Brazilian officials have complained in private that their good-faith efforts to revive a stalled nuclear fuel swap agreement in May were swiftly brushed aside with little regard for Brazil’s status as an emerging power.
Brazil and Turkey later voted against a new round of UN sanctions against Iran aimed at persuading Tehran to halt atom work that the West suspects is intended to develop a nuclear weapon. Iran denies it seeks such a weapon.
Amorim said he agreed with a statement at the conference by US Deputy Secretary of State Jim Steinberg that Washington’s differences with the mediation attempt were to do with tactics and did not signal a divergence of interests or goals.

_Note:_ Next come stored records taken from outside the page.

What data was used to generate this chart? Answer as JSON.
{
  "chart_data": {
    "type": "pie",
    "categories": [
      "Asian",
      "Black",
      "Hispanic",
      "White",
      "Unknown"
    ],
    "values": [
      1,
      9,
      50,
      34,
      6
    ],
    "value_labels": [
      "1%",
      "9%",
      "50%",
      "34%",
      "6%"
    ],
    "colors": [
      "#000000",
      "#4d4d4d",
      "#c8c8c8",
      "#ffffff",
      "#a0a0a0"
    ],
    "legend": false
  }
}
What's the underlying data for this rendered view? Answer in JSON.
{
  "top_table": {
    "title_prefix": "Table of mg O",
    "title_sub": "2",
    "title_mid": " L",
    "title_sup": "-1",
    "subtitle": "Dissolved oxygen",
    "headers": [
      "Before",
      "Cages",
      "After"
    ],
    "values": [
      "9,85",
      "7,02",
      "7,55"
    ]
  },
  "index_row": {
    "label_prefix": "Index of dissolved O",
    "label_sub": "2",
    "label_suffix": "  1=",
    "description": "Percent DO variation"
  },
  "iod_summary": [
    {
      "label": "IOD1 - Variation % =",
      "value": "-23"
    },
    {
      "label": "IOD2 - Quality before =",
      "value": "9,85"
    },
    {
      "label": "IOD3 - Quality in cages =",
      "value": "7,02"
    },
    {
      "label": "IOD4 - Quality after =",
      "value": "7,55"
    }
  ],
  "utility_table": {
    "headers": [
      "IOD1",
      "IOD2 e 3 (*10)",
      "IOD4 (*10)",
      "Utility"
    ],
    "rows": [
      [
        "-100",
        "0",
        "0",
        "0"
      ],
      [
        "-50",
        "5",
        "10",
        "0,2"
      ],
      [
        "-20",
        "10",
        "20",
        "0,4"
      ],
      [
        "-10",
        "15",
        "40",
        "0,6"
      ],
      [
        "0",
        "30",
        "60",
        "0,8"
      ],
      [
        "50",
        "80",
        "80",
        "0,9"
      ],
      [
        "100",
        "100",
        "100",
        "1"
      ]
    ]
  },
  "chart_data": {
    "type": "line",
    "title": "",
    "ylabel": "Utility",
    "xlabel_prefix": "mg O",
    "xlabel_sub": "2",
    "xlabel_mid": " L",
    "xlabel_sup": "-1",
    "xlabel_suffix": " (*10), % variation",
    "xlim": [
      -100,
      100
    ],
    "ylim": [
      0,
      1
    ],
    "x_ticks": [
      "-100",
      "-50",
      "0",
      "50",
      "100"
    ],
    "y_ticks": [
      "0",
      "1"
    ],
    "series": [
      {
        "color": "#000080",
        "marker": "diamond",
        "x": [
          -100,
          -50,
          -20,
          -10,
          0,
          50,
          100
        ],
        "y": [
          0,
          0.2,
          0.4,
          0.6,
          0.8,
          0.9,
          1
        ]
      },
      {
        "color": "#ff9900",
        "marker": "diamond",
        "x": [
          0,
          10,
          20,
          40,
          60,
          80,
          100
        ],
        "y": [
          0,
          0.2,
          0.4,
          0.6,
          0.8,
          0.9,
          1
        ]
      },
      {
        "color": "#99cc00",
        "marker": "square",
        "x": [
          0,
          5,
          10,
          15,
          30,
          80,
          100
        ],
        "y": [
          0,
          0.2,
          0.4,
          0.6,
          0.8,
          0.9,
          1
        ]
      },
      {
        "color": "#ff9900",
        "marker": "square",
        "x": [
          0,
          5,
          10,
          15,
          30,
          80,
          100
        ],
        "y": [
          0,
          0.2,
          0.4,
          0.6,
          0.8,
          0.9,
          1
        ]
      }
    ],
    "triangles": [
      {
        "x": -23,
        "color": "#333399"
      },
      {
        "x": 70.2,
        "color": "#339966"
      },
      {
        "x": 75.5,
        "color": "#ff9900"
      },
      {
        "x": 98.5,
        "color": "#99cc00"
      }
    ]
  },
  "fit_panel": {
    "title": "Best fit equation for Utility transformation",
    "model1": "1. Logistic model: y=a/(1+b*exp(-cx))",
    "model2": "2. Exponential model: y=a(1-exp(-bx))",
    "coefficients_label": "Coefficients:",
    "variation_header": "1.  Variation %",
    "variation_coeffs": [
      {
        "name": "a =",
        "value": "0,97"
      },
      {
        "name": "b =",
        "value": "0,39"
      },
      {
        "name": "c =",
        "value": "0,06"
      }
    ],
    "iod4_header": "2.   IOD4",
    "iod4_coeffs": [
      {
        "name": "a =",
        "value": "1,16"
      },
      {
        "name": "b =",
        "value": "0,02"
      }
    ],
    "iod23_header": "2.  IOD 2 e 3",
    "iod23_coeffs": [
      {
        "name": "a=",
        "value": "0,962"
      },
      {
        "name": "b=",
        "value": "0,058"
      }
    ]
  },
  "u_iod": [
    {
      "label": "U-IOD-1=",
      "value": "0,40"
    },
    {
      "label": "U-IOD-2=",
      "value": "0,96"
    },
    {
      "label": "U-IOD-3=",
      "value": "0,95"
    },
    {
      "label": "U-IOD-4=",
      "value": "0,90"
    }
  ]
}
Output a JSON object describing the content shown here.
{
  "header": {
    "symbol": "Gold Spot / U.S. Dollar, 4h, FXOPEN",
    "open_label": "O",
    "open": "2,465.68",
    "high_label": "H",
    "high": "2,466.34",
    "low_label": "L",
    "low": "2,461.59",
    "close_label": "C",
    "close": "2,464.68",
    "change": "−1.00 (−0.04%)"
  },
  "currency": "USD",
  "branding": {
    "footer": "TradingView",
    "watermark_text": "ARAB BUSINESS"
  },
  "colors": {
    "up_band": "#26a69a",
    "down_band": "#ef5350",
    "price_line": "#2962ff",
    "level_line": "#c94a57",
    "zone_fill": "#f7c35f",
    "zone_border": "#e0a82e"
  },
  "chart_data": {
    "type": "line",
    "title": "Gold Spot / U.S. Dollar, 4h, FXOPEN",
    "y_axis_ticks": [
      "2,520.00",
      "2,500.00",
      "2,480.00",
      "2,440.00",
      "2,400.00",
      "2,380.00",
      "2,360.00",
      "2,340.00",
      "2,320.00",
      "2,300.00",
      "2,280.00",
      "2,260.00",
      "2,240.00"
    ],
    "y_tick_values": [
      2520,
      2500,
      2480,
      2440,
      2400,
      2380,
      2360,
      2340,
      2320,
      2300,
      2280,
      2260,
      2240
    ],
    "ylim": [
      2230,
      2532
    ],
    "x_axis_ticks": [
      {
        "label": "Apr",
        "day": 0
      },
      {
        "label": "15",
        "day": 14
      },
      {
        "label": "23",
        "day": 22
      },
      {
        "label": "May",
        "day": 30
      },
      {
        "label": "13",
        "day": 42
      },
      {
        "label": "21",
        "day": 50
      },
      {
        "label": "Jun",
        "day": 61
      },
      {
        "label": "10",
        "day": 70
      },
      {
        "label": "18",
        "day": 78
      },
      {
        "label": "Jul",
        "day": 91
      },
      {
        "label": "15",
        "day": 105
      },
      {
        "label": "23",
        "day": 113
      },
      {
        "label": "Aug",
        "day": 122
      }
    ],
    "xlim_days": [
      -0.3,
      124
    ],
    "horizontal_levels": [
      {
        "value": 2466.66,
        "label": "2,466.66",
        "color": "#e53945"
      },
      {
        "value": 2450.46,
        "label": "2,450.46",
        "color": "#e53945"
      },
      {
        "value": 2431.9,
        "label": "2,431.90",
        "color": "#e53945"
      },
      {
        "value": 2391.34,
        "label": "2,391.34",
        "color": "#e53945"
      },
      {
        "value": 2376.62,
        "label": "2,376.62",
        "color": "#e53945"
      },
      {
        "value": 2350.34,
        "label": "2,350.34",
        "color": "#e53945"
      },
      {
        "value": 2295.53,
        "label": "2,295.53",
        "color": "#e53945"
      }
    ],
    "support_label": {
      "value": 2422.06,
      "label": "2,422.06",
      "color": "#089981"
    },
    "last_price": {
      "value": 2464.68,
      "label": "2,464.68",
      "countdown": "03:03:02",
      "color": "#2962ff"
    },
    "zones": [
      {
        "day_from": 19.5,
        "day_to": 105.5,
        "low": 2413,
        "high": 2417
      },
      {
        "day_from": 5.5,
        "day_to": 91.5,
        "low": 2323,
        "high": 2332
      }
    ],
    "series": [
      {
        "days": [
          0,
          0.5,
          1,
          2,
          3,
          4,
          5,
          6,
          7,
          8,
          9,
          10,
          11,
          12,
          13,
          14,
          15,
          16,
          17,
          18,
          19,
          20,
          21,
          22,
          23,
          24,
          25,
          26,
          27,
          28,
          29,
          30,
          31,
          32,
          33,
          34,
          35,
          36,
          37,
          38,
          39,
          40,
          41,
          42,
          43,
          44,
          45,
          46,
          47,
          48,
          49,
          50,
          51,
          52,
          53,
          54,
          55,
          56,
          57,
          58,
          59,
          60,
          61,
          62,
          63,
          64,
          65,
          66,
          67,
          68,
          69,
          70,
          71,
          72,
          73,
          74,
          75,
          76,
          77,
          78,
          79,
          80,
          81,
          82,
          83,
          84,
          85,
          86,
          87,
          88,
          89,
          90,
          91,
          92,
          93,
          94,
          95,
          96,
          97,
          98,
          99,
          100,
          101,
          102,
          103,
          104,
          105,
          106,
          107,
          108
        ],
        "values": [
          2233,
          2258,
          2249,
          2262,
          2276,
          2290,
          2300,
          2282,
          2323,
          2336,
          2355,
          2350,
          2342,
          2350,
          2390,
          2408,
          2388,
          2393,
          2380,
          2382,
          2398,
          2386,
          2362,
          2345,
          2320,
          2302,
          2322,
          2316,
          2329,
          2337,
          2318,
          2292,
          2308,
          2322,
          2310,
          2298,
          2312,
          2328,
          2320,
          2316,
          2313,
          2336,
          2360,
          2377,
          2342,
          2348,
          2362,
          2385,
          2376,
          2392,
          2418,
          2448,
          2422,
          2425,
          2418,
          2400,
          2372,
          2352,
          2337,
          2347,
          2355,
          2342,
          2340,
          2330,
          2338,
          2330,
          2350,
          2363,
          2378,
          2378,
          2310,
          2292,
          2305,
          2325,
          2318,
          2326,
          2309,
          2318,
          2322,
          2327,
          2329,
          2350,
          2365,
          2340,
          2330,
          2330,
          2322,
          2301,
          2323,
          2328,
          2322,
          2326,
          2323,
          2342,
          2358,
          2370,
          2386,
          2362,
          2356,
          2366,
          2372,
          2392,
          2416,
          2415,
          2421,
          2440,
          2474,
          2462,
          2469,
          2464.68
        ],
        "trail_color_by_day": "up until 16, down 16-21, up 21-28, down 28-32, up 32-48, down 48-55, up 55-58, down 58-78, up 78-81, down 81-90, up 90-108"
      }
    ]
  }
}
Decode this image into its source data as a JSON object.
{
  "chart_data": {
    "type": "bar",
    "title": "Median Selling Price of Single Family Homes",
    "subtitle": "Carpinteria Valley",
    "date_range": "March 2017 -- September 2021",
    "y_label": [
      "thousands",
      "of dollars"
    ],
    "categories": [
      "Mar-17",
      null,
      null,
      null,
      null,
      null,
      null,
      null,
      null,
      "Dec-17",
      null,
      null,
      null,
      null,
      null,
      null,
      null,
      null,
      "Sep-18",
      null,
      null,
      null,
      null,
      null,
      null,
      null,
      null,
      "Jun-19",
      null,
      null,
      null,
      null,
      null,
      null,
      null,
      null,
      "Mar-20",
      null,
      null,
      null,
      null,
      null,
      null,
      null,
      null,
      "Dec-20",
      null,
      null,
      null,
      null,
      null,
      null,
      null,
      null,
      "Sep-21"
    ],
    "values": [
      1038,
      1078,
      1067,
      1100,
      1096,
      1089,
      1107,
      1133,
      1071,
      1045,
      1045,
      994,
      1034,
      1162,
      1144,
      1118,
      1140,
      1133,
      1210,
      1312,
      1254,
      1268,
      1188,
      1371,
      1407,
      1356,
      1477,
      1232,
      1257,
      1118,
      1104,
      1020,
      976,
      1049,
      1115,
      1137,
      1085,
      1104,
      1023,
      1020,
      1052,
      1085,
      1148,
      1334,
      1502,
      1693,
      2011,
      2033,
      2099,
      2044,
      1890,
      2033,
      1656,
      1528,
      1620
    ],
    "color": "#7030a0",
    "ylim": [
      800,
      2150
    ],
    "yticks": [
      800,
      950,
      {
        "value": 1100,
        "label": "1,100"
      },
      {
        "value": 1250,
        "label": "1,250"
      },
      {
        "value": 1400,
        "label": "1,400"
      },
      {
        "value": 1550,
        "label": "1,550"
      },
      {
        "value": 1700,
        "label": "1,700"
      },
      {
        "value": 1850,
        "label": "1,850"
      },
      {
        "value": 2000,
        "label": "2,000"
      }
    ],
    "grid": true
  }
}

But in a debate on the growing global role of emerging powers such as Brazil, the minister told delegates that the dispute “shows how resistant major powers will be to changes (in the power balance in global institutions), it shows how difficult it will be to change the Security Council.”
“But reform will come to the Council one day, one way or another.”
India and Brazil, along with Japan and Germany, are seeking a seat on the UN Security Council, which they say now reflects an outdated post-World War Two global order. But a lack of consensus among current council members has stalled reforms. The United States wants Japan in the council, but China objects.
The so-called BRIC countries of Brazil, India, Russia and China, want more representation in the World Bank and the International Monetary Fund.
Steinberg told the conference Washington welcomed the growing role of the BRICs and other powers such as Turkey and South Africa, but that constant dialogue with Washington was needed to overcome differences.
“We do not see their rise as an inherent threat to our interests, but we recognise that cooperation will not come automatically and that we will inevitably face issues on which our interests diverge,” he said.
Washington had a “keen sense” of a need for reform of the Security Council, the world’s top security decision-making body, but a consensus did not yet exist about how best to change so as to sustain its effectiveness and improve its legitimacy.
“Because of the importance of the Council to us in dealing with issues such as Iran and North Korea, it’s not something we will change lightly,” he said.